150 000 € (moitié des parts) x 50 % (si l’usufruitier à moins de 61 ans révolus) x 5 % = 3 750 €

 

Hors cadre fiscal, il est aussi pertinent d’évaluer l’usufruit en additionnant les revenus à venir de la location du bien jusqu’au décès de l’usufruitier, sur une durée égale à son espérance de vie.

 

  • Après la cession mutuelle

M. A détient l’usufruit des parts n°1 à 50 et la nue-propriété des parts n° 51 à 100

Mme B. détient la nue-propriété des parts n° 1à 50 et l’usufruit des parts n°51 à 100

 

 

e – au décès de l’un des concubins

M. A décède.

L’usufruit des parts n° 1 à 50 s’éteint. Mme B en devient pleine propriétaire

La nue-propriété des parts n°51 à 100 est transmise à ses héritiers.

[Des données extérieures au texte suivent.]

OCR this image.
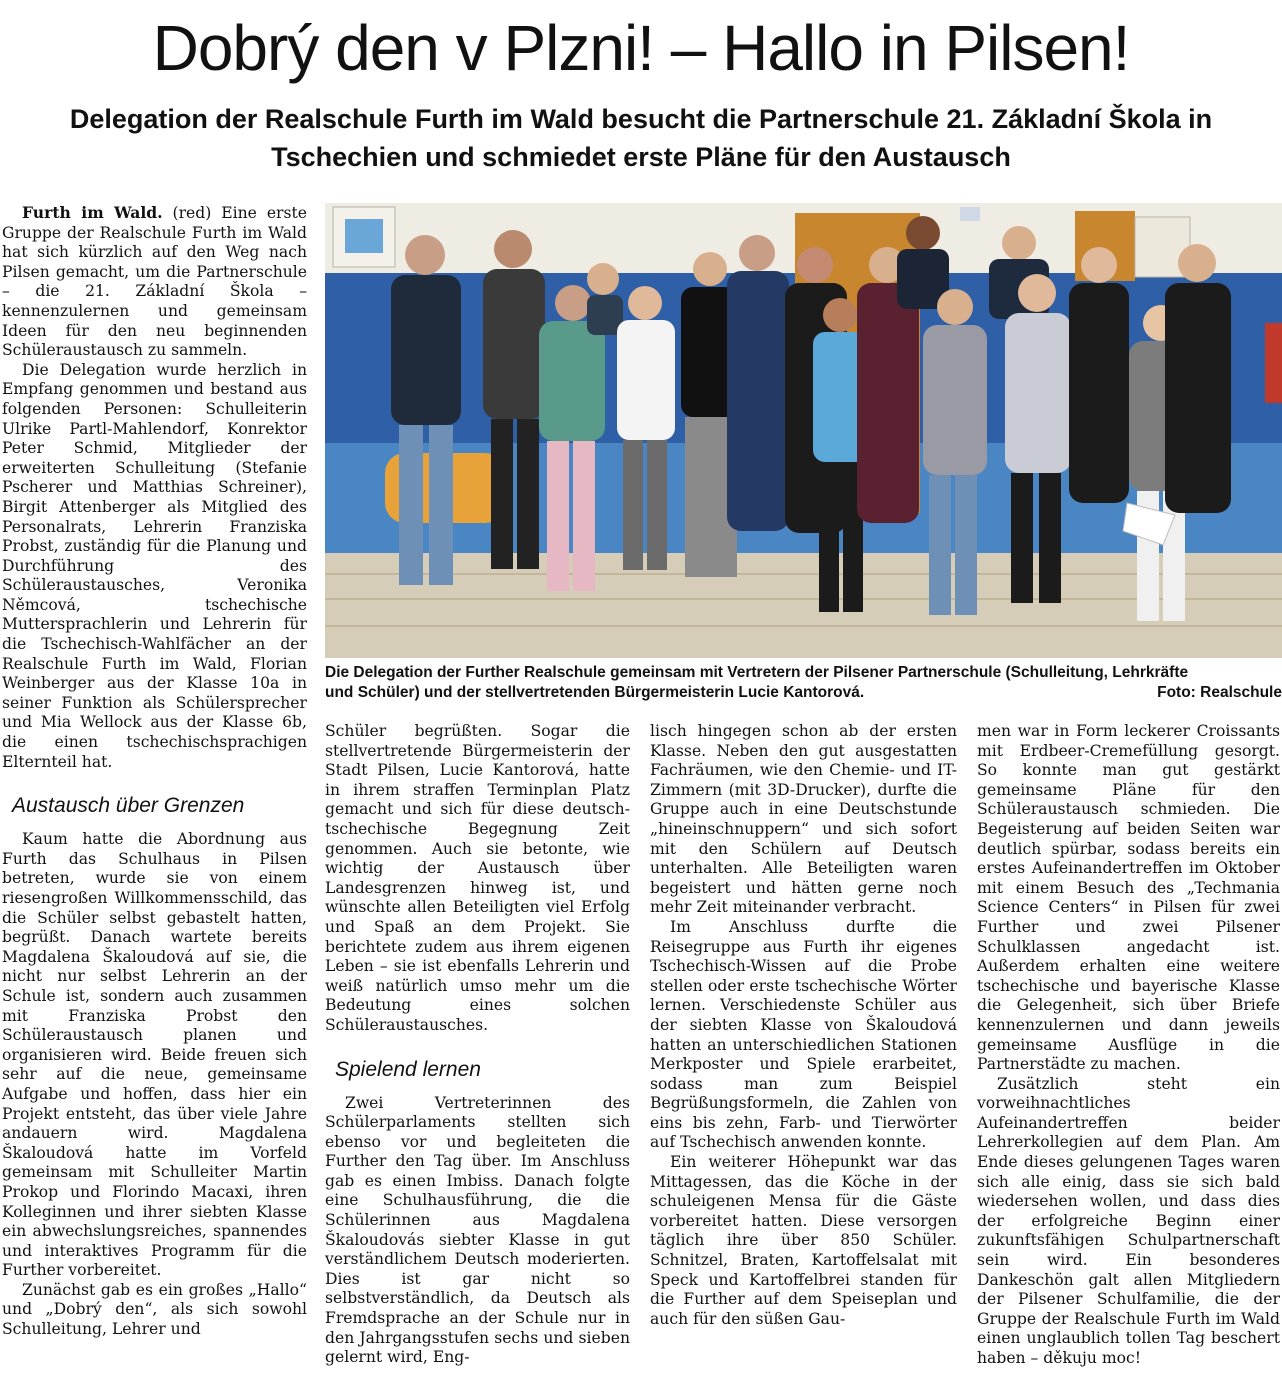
Dobrý den v Plzni! – Hallo in Pilsen!
Delegation der Realschule Furth im Wald besucht die Partnerschule 21. Základní Škola in
Tschechien und schmiedet erste Pläne für den Austausch

Furth im Wald. (red) Eine erste Gruppe der Realschule Furth im Wald hat sich kürzlich auf den Weg nach Pilsen gemacht, um die Partnerschule – die 21. Základní Škola – kennenzulernen und gemeinsam Ideen für den neu beginnenden Schüleraustausch zu sammeln.

Die Delegation wurde herzlich in Empfang genommen und bestand aus folgenden Personen: Schulleiterin Ulrike Partl-Mahlendorf, Konrektor Peter Schmid, Mitglieder der erweiterten Schulleitung (Stefanie Pscherer und Matthias Schreiner), Birgit Attenberger als Mitglied des Personalrats, Lehrerin Franziska Probst, zuständig für die Planung und Durchführung des Schüleraustausches, Veronika Němcová, tschechische Muttersprachlerin und Lehrerin für die Tschechisch-Wahlfächer an der Realschule Furth im Wald, Florian Weinberger aus der Klasse 10a in seiner Funktion als Schülersprecher und Mia Wellock aus der Klasse 6b, die einen tschechischsprachigen Elternteil hat.

Austausch über Grenzen

Kaum hatte die Abordnung aus Furth das Schulhaus in Pilsen betreten, wurde sie von einem riesengroßen Willkommensschild, das die Schüler selbst gebastelt hatten, begrüßt. Danach wartete bereits Magdalena Škaloudová auf sie, die nicht nur selbst Lehrerin an der Schule ist, sondern auch zusammen mit Franziska Probst den Schüleraustausch planen und organisieren wird. Beide freuen sich sehr auf die neue, gemeinsame Aufgabe und hoffen, dass hier ein Projekt entsteht, das über viele Jahre andauern wird. Magdalena Škaloudová hatte im Vorfeld gemeinsam mit Schulleiter Martin Prokop und Florindo Macaxi, ihren Kolleginnen und ihrer siebten Klasse ein abwechslungsreiches, spannendes und interaktives Programm für die Further vorbereitet.

Zunächst gab es ein großes „Hallo“ und „Dobrý den“, als sich sowohl Schulleitung, Lehrer und

Die Delegation der Further Realschule gemeinsam mit Vertretern der Pilsener Partnerschule (Schulleitung, Lehrkräfte
und Schüler) und der stellvertretenden Bürgermeisterin Lucie Kantorová.	Foto: Realschule

Schüler begrüßten. Sogar die stellvertretende Bürgermeisterin der Stadt Pilsen, Lucie Kantorová, hatte in ihrem straffen Terminplan Platz gemacht und sich für diese deutsch-tschechische Begegnung Zeit genommen. Auch sie betonte, wie wichtig der Austausch über Landesgrenzen hinweg ist, und wünschte allen Beteiligten viel Erfolg und Spaß an dem Projekt. Sie berichtete zudem aus ihrem eigenen Leben – sie ist ebenfalls Lehrerin und weiß natürlich umso mehr um die Bedeutung eines solchen Schüleraustausches.

Spielend lernen

Zwei Vertreterinnen des Schülerparlaments stellten sich ebenso vor und begleiteten die Further den Tag über. Im Anschluss gab es einen Imbiss. Danach folgte eine Schulhausführung, die die Schülerinnen aus Magdalena Škaloudovás siebter Klasse in gut verständlichem Deutsch moderierten. Dies ist gar nicht so selbstverständlich, da Deutsch als Fremdsprache an der Schule nur in den Jahrgangsstufen sechs und sieben gelernt wird, Eng-

lisch hingegen schon ab der ersten Klasse. Neben den gut ausgestatten Fachräumen, wie den Chemie- und IT-Zimmern (mit 3D-Drucker), durfte die Gruppe auch in eine Deutschstunde „hineinschnuppern“ und sich sofort mit den Schülern auf Deutsch unterhalten. Alle Beteiligten waren begeistert und hätten gerne noch mehr Zeit miteinander verbracht.

Im Anschluss durfte die Reisegruppe aus Furth ihr eigenes Tschechisch-Wissen auf die Probe stellen oder erste tschechische Wörter lernen. Verschiedenste Schüler aus der siebten Klasse von Škaloudová hatten an unterschiedlichen Stationen Merkposter und Spiele erarbeitet, sodass man zum Beispiel Begrüßungsformeln, die Zahlen von eins bis zehn, Farb- und Tierwörter auf Tschechisch anwenden konnte.

Ein weiterer Höhepunkt war das Mittagessen, das die Köche in der schuleigenen Mensa für die Gäste vorbereitet hatten. Diese versorgen täglich ihre über 850 Schüler. Schnitzel, Braten, Kartoffelsalat mit Speck und Kartoffelbrei standen für die Further auf dem Speiseplan und auch für den süßen Gau-

men war in Form leckerer Croissants mit Erdbeer-Cremefüllung gesorgt. So konnte man gut gestärkt gemeinsame Pläne für den Schüleraustausch schmieden. Die Begeisterung auf beiden Seiten war deutlich spürbar, sodass bereits ein erstes Aufeinandertreffen im Oktober mit einem Besuch des „Techmania Science Centers“ in Pilsen für zwei Further und zwei Pilsener Schulklassen angedacht ist. Außerdem erhalten eine weitere tschechische und bayerische Klasse die Gelegenheit, sich über Briefe kennenzulernen und dann jeweils gemeinsame Ausflüge in die Partnerstädte zu machen.

Zusätzlich steht ein vorweihnachtliches Aufeinandertreffen beider Lehrerkollegien auf dem Plan. Am Ende dieses gelungenen Tages waren sich alle einig, dass sie sich bald wiedersehen wollen, und dass dies der erfolgreiche Beginn einer zukunftsfähigen Schulpartnerschaft sein wird. Ein besonderes Dankeschön galt allen Mitgliedern der Pilsener Schulfamilie, die der Gruppe der Realschule Furth im Wald einen unglaublich tollen Tag beschert haben – děkuju moc!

Mme B en est toujours usufruitière

 

Mme B est donc usufruitière du tout (l’usufruit étant une composante de la pleine propriété). Elle peut donc habiter ou louer le bien détenu par la SCI jusqu’à son jusqu’à son décès.

 

 

fau décès du concubin survivant

Mme B était pleine propriétaire des parts n° 1 à 50. Ces parts sont transmises à ses héritiers

Mm B était restée usufruitière des parts n°51 à 100, dont les nus-propriétaires sont les héritiers de M. A. l’usufruit s’éteint avec le décès de Mme B. Les héritiers de M. A recouvrent la pleine propriété des parts n° 51 à 100.

 

Conséquences :

Le concubin survivant a pu habiter ou louer la totalité du bien sans risque pour lui de devoir en changer. Les héritiers de chacun ont récupéré leur part d’héritage.

Le montage décrit permet donc d’acheter à deux en protégeant son conjoint, sans pénaliser les enfants d’un premier lit.

 

 

  • Coût de constitution de la SCI

Le capital de la SCI peut-être minime, 1000 € par exemple.

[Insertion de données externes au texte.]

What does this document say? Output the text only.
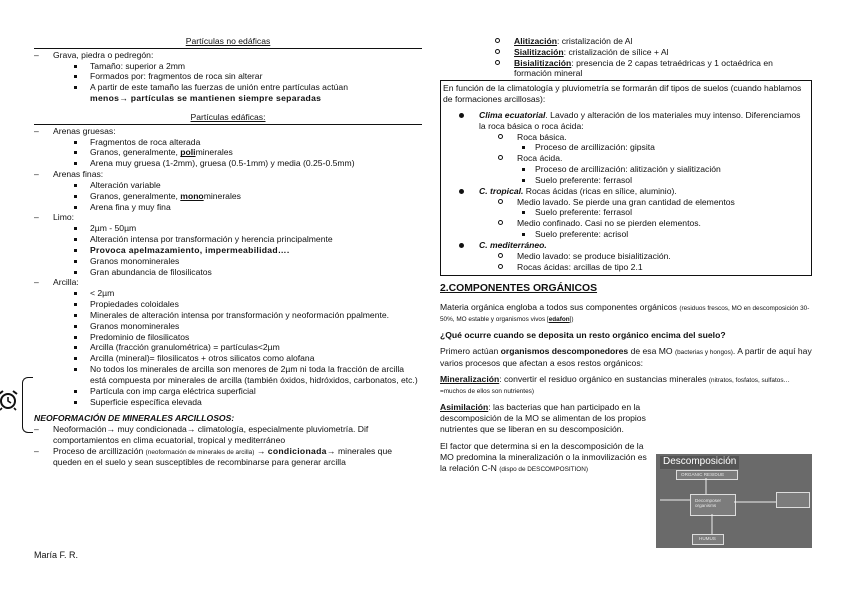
Partículas no edáficas
– Grava, piedra o pedregón:
Tamaño: superior a 2mm
Formados por: fragmentos de roca sin alterar
A partir de este tamaño las fuerzas de unión entre partículas actúan
menos→ partículas se mantienen siempre separadas
Partículas edáficas:
– Arenas gruesas:
Fragmentos de roca alterada
Granos, generalmente, poliminerales
Arena muy gruesa (1-2mm), gruesa (0.5-1mm) y media (0.25-0.5mm)
– Arenas finas:
Alteración variable
Granos, generalmente, monominerales
Arena fina y muy fina
– Limo:
2µm - 50µm
Alteración intensa por transformación y herencia principalmente
Provoca apelmazamiento, impermeabilidad….
Granos monominerales
Gran abundancia de filosilicatos
– Arcilla:
< 2µm
Propiedades coloidales
Minerales de alteración intensa por transformación y neoformación ppalmente.
Granos monominerales
Predominio de filosilicatos
Arcilla (fracción granulométrica) = partículas<2µm
Arcilla (mineral)= filosilicatos + otros silicatos como alofana
No todos los minerales de arcilla son menores de 2µm ni toda la fracción de arcilla está compuesta por minerales de arcilla (también óxidos, hidróxidos, carbonatos, etc.)
Partícula con imp carga eléctrica superficial
Superficie específica elevada
NEOFORMACIÓN DE MINERALES ARCILLOSOS:
– Neoformación→ muy condicionada→ climatología, especialmente pluviometría. Dif comportamientos en clima ecuatorial, tropical y mediterráneo
– Proceso de arcillización (neoformación de minerales de arcilla) → condicionada→ minerales que queden en el suelo y sean susceptibles de recombinarse para generar arcilla
María F. R.
Alitización: cristalización de Al
Sialitización: cristalización de sílice + Al
Bisialitización: presencia de 2 capas tetraédricas y 1 octaédrica en formación mineral
En función de la climatología y pluviometría se formarán dif tipos de suelos (cuando hablamos de formaciones arcillosas):
Clima ecuatorial. Lavado y alteración de los materiales muy intenso. Diferenciamos la roca básica o roca ácida:
Roca básica.
Proceso de arcillización: gipsita
Roca ácida.
Proceso de arcillización: alitización y sialitización
Suelo preferente: ferrasol
C. tropical. Rocas ácidas (ricas en sílice, aluminio).
Medio lavado. Se pierde una gran cantidad de elementos
Suelo preferente: ferrasol
Medio confinado. Casi no se pierden elementos.
Suelo preferente: acrisol
C. mediterráneo.
Medio lavado: se produce bisialitización.
Rocas ácidas: arcillas de tipo 2.1
2.COMPONENTES ORGÁNICOS
Materia orgánica engloba a todos sus componentes orgánicos (residuos frescos, MO en descomposición 30-50%, MO estable y organismos vivos [edafon])
¿Qué ocurre cuando se deposita un resto orgánico encima del suelo?
Primero actúan organismos descomponedores de esa MO (bacterias y hongos). A partir de aquí hay varios procesos que afectan a esos restos orgánicos:
Mineralización: convertir el residuo orgánico en sustancias minerales (nitratos, fosfatos, sulfatos…=muchos de ellos son nutrientes)
Asimilación: las bacterias que han participado en la descomposición de la MO se alimentan de los propios nutrientes que se liberan en su descomposición.
El factor que determina si en la descomposición de la MO predomina la mineralización o la inmovilización es la relación C-N (dispo de DESCOMPOSITION)
Descomposición
ORGANIC RESIDUE
Decomposer organisms
HUMUS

Il faut compter les coûts de rédaction des statuts ( entre 100€ et 2000 €) , le coût de l’immatriculation et de l’annonce légale (dépend de la longueur du texte, compter 280 TTC), et celui du dépôt du registre des bénéficiaires effectifs (22 € TTC).

 

 

  • SCI et résidence principale

 

Taxe foncière : ta Taxe foncière est due comme si la résidence était détenue directement. Chaque associé doit donc la taxe à hauteur de sa quote-part dans la SCI.

 

IFI : la SCI entre dans l’assiette de l’IFI mais l’abattement de 30 % pour résidence principale n’est applicable qu’en cas de détention directe.

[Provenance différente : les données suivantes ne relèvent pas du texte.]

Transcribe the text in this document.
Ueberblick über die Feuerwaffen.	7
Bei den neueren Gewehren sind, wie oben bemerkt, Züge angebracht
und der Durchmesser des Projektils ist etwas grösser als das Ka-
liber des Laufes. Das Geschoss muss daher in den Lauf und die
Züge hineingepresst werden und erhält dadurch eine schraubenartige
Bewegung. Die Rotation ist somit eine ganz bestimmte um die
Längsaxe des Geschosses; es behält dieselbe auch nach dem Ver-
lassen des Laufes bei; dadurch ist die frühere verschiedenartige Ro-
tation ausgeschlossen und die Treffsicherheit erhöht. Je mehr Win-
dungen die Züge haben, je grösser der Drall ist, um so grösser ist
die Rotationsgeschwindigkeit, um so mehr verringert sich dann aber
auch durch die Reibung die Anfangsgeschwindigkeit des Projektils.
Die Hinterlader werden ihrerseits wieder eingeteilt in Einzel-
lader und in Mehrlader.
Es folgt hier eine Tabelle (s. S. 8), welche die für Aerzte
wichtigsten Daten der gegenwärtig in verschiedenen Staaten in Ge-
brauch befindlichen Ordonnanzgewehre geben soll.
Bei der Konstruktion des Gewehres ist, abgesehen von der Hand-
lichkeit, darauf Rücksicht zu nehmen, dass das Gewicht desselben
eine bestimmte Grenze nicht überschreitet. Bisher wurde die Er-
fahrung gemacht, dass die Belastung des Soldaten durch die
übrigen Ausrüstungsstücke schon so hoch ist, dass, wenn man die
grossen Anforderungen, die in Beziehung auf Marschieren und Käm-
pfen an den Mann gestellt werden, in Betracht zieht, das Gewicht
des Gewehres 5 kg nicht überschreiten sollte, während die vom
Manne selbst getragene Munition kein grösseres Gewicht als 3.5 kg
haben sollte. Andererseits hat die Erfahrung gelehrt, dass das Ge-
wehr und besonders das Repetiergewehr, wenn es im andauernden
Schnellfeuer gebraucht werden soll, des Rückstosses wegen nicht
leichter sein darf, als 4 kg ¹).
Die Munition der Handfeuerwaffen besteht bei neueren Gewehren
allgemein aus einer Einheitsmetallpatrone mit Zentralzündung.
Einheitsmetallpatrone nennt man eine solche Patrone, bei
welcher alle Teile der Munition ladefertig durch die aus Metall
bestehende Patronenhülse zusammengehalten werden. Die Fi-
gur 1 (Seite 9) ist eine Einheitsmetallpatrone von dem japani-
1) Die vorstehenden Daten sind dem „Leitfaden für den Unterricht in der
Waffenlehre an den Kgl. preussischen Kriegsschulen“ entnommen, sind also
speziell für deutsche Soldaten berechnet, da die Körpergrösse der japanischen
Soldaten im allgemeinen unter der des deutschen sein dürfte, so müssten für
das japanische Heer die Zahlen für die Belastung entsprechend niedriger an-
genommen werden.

La valeur à inscrire n’est pas celle de l’immeuble détenue mais celle des parts de la SCI. L’endettement éventuel de la SCI est alors déductible sous conditions , et une décote pour illiquidité de 10% à 20 % est tout à fait envisageable (il est plus difficile de vendre la SCI que l’immeuble seul)

 

 

Séparation des concubins , quelles conséquence ?

Si les concubins se séparent, ils peuvent choisir de vendre la propriété. L’un peut aussi acheter les parts l’autre.